Sometimes having invariant sections protects a user's right to see the
author's work as the author intended it to be seen, which is a point I
made before that you seem to be sidestepping. Is it inconvenient for
you to consider it?

> (Your argument would seem to mean that Qmail is free, because its
> complete prohibition of modification protects its author's rights.)
> 
> > I'll be disappointed is nobody has come up with a better argument
> that 
> > off-topic invariant sections can restrict "freedom."
> 
> I'm quite confused as to how anyone can possibly claim that something
> which can't be modified at all is "free".
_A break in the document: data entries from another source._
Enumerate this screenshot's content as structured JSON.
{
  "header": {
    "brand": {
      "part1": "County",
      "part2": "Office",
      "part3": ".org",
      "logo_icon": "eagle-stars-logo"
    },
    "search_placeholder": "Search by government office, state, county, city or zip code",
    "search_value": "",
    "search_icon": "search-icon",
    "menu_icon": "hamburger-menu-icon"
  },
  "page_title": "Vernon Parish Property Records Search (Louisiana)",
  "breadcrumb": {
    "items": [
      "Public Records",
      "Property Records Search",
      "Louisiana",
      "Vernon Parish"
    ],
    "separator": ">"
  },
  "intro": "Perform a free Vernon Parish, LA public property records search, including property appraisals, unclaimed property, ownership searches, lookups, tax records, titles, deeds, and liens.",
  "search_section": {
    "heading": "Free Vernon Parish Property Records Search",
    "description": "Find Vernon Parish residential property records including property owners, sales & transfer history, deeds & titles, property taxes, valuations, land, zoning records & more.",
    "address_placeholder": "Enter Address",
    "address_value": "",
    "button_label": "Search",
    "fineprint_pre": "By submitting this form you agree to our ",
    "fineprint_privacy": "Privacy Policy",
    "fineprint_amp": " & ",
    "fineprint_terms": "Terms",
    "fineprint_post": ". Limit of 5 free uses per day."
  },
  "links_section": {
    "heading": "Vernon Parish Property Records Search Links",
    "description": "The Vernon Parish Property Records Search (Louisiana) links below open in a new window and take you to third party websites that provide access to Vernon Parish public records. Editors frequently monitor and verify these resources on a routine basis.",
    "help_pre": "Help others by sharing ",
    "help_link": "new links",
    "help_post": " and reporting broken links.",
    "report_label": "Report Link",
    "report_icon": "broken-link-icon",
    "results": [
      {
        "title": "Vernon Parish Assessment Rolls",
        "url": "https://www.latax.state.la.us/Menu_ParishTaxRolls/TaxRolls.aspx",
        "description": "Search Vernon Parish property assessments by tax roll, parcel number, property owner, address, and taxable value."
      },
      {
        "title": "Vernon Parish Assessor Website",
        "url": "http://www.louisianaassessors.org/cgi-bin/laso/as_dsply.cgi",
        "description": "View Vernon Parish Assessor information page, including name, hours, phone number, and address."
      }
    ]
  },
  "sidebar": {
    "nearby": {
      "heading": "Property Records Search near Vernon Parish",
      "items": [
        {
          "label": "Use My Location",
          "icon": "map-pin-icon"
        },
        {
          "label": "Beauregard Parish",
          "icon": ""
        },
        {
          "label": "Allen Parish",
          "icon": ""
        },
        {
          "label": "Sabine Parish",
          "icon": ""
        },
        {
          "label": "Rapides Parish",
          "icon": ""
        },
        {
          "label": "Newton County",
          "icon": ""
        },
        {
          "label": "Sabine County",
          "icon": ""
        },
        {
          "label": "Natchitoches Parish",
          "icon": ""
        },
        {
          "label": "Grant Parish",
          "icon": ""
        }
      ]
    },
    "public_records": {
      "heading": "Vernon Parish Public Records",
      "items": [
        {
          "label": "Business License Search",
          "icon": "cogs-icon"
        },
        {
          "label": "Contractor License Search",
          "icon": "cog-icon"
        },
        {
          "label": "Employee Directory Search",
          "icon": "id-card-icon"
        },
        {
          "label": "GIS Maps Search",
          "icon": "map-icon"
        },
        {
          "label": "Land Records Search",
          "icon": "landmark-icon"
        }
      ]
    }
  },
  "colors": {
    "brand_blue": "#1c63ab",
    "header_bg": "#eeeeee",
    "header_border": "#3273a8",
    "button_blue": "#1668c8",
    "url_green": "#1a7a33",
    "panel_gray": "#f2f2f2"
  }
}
Dude, that's not true. You are making a straw man out of GFDL by saying
stuff licensed under it "can't be modified at all." The real GFDL is
not like that. The real GFDL allows for the preservation of the
integrity of certain important but unrelated special sections of the
document that have some sort of political importance or benefit to Free
Software as a whole. It does not cause something to be put into a state
where it "can't be modified at all."

> The onus is always on the person placing restrictions on users to
> show
> that the restriction does not impede freedom.  Restrictions are not
> Free by default; they must be proven, and the few people claiming
> invariant sections are "free" have so far utterly failed to do so.

Two points:

1) Just because you keep saying this, does not make it true. It's just
your opinion.

2) We have shown how invariant sections can prevent the supression of
unpopular views or opinions that the software or documentation's author
finds are important for users to see. This really should not be
construed as utter failure to prove that there is potential merit to
allowing the use of these restrictions in some fashion, so please quit
saying we failed when we really haven't.